1,000 pupils from schools in north Southwark and north Lambeth gathered in St George's Cathedral on Tuesday morning for an Armistice Day service organised by ecumenical group South Bank Churches.
The service was attended by Cllr Neil Coyle, Deputy Mayor of Southwark.
After the service pupils were due to take part in a football tournament in Geraldine Mary Harmsworth Park but this was cancelled when the park was evacuated due to a bomb scare.
Part of the park was sealed off while police examined a suspect package close to the entrance of the Imperial War Museum.
A loud bang was heard when police carried out a controlled explosion.
The Imperial War Museum's act of remembrance went ahead indoors despite the drama outside.
Over at the Tower of London, people gathered on both sides of the Thames for the build-up to 11am and the 'planting' of the final ceramic poppy in the Tower's moat to represent the British and British Empire soldiers killed in the First World War.

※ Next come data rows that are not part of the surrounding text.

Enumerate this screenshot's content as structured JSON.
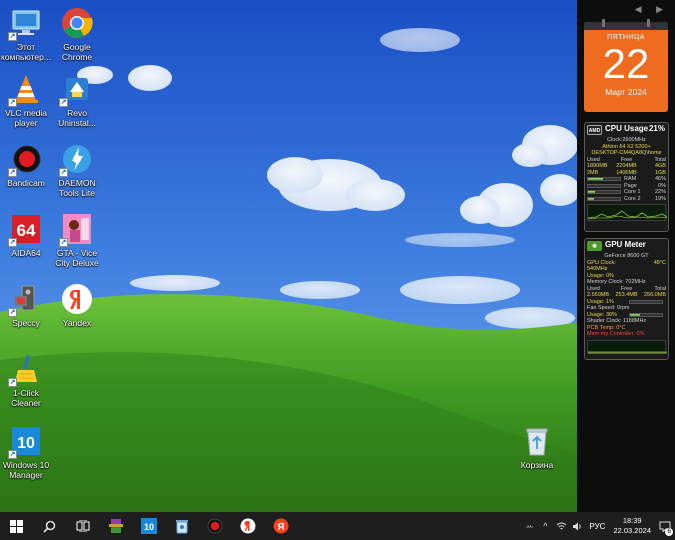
{
  "desktop": {
    "icons": [
      {
        "label": "Этот компьютер..."
      },
      {
        "label": "Google Chrome"
      },
      {
        "label": "VLC media player"
      },
      {
        "label": "Revo Uninstal..."
      },
      {
        "label": "Bandicam"
      },
      {
        "label": "DAEMON Tools Lite"
      },
      {
        "label": "AIDA64"
      },
      {
        "label": "GTA - Vice City Deluxe"
      },
      {
        "label": "Speccy"
      },
      {
        "label": "Yandex"
      },
      {
        "label": "1-Click Cleaner"
      },
      {
        "label": "Windows 10 Manager"
      },
      {
        "label": "Корзина"
      }
    ]
  },
  "calendar": {
    "weekday": "ПЯТНИЦА",
    "day": "22",
    "month_year": "Март 2024",
    "color": "#ef6b20"
  },
  "cpu_gadget": {
    "title": "CPU Usage",
    "percent": "21%",
    "clock": "Clock:2600MHz",
    "model": "Athlon 64 X2 5200+",
    "host": "DESKTOP-CM4QA8Q\\home",
    "mem_header": [
      "Used",
      "Free",
      "Total"
    ],
    "mem_row1": [
      "1890MB",
      "2204MB",
      "4GB"
    ],
    "mem_row2": [
      "2MB",
      "1406MB",
      "1GB"
    ],
    "ram_label": "RAM",
    "ram_value": "46%",
    "ram_fill": 0.46,
    "page_label": "Page",
    "page_value": "0%",
    "page_fill": 0.0,
    "core1_label": "Core 1",
    "core1_value": "22%",
    "core1_fill": 0.22,
    "core2_label": "Core 2",
    "core2_value": "19%",
    "core2_fill": 0.19
  },
  "gpu_gadget": {
    "title": "GPU Meter",
    "model": "GeForce 8600 GT",
    "gpu_clock": "GPU Clock: 540MHz",
    "temp": "48°C",
    "usage": "Usage: 0%",
    "mem_clock": "Memory Clock: 702MHz",
    "mem_header": [
      "Used",
      "Free",
      "Total"
    ],
    "mem_row": [
      "2.560MB",
      "253.4MB",
      "256.0MB"
    ],
    "mem_usage": "Usage: 1%",
    "mem_fill": 0.01,
    "fan": "Fan Speed: 0rpm",
    "fan_usage": "Usage: 30%",
    "fan_fill": 0.3,
    "shader": "Shader Clock: 1188MHz",
    "pcb": "PCB Temp: 0°C",
    "mem_ctrl": "Mem my Controller: 0%"
  },
  "taskbar": {
    "icons": [
      "windows-start",
      "search",
      "task-view",
      "winrar",
      "windows10-manager",
      "revo-uninstaller",
      "bandicam",
      "yandex-browser",
      "yandex-app"
    ],
    "language": "РУС",
    "time": "18:39",
    "date": "22.03.2024",
    "notification_count": "6"
  },
  "colors": {
    "sky": "#2f6fd8",
    "grass": "#3f9a22",
    "taskbar": "#1e1e1e",
    "sidebar": "#0d0d0d"
  }
}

Crowds assembling on the riverside outside City Hall could from 10.30am clearly hear the orders given for the minute by minute firing on Tower Wharf.
Just before 11am Tower Bridge began to lift very slowly as a mark of remembrance and the voice of Lord Dannatt, Tower of London Constable, could be heard reciting the words of Laurence Binyon written 100 years ago this autumn:
They shall grow not old, as we that are left grow old:
Age shall not weary them, nor the years condemn.

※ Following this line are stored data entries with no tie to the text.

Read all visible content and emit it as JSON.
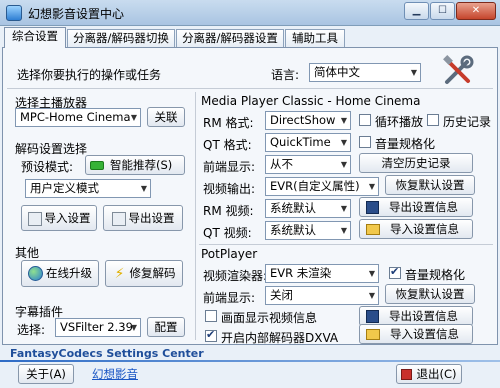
{
  "window": {
    "title": "幻想影音设置中心"
  },
  "tabs": [
    "综合设置",
    "分离器/解码器切换",
    "分离器/解码器设置",
    "辅助工具"
  ],
  "header": {
    "prompt": "选择你要执行的操作或任务",
    "language_label": "语言:",
    "language_value": "简体中文"
  },
  "player": {
    "section": "选择主播放器",
    "value": "MPC-Home Cinema",
    "associate_button": "关联"
  },
  "decode": {
    "section": "解码设置选择",
    "preset_label": "预设模式:",
    "smart_button": "智能推荐(S)",
    "mode_value": "用户定义模式",
    "import_button": "导入设置",
    "export_button": "导出设置"
  },
  "other": {
    "section": "其他",
    "upgrade_button": "在线升级",
    "repair_button": "修复解码"
  },
  "subtitle": {
    "section": "字幕插件",
    "select_label": "选择:",
    "value": "VSFilter 2.39",
    "config_button": "配置"
  },
  "mpc": {
    "section": "Media Player Classic - Home Cinema",
    "rm_format_label": "RM 格式:",
    "rm_format_value": "DirectShow",
    "loop_label": "循环播放",
    "history_label": "历史记录",
    "qt_format_label": "QT 格式:",
    "qt_format_value": "QuickTime",
    "normalize_label": "音量规格化",
    "front_label": "前端显示:",
    "front_value": "从不",
    "clear_history_button": "清空历史记录",
    "video_out_label": "视频输出:",
    "video_out_value": "EVR(自定义属性)",
    "restore_button": "恢复默认设置",
    "rm_video_label": "RM 视频:",
    "rm_video_value": "系统默认",
    "export_info_button": "导出设置信息",
    "qt_video_label": "QT 视频:",
    "qt_video_value": "系统默认",
    "import_info_button": "导入设置信息"
  },
  "potplayer": {
    "section": "PotPlayer",
    "renderer_label": "视频渲染器:",
    "renderer_value": "EVR 未渲染",
    "normalize_label": "音量规格化",
    "front_label": "前端显示:",
    "front_value": "关闭",
    "restore_button": "恢复默认设置",
    "osd_label": "画面显示视频信息",
    "export_info_button": "导出设置信息",
    "dxva_label": "开启内部解码器DXVA",
    "import_info_button": "导入设置信息"
  },
  "footer": {
    "brand": "FantasyCodecs Settings Center",
    "about_button": "关于(A)",
    "link": "幻想影音",
    "exit_button": "退出(C)"
  },
  "colors": {
    "accent": "#1f4e9a",
    "link": "#1a56c4",
    "smart_led": "#36b236"
  }
}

At the going down of the sun and in the morning
We will remember them.
With the sound of the Last Post drifting across the Pool of London, vessels held their position as the two minute silence began.
At Winchester House in Southwark Bridge Road, London Fire Brigade officers, staff and trainees observed the 11am silence in the yard.
Wreaths were laid at the Memorial Arch on the Guy's campus of King's College London.
Another Armistice Day act of remembrance took place on the River Thames between Westminster Bridge and Lambeth Bridge on board Havengore, the vessel which carried Winston Churchill's coffin before his funeral.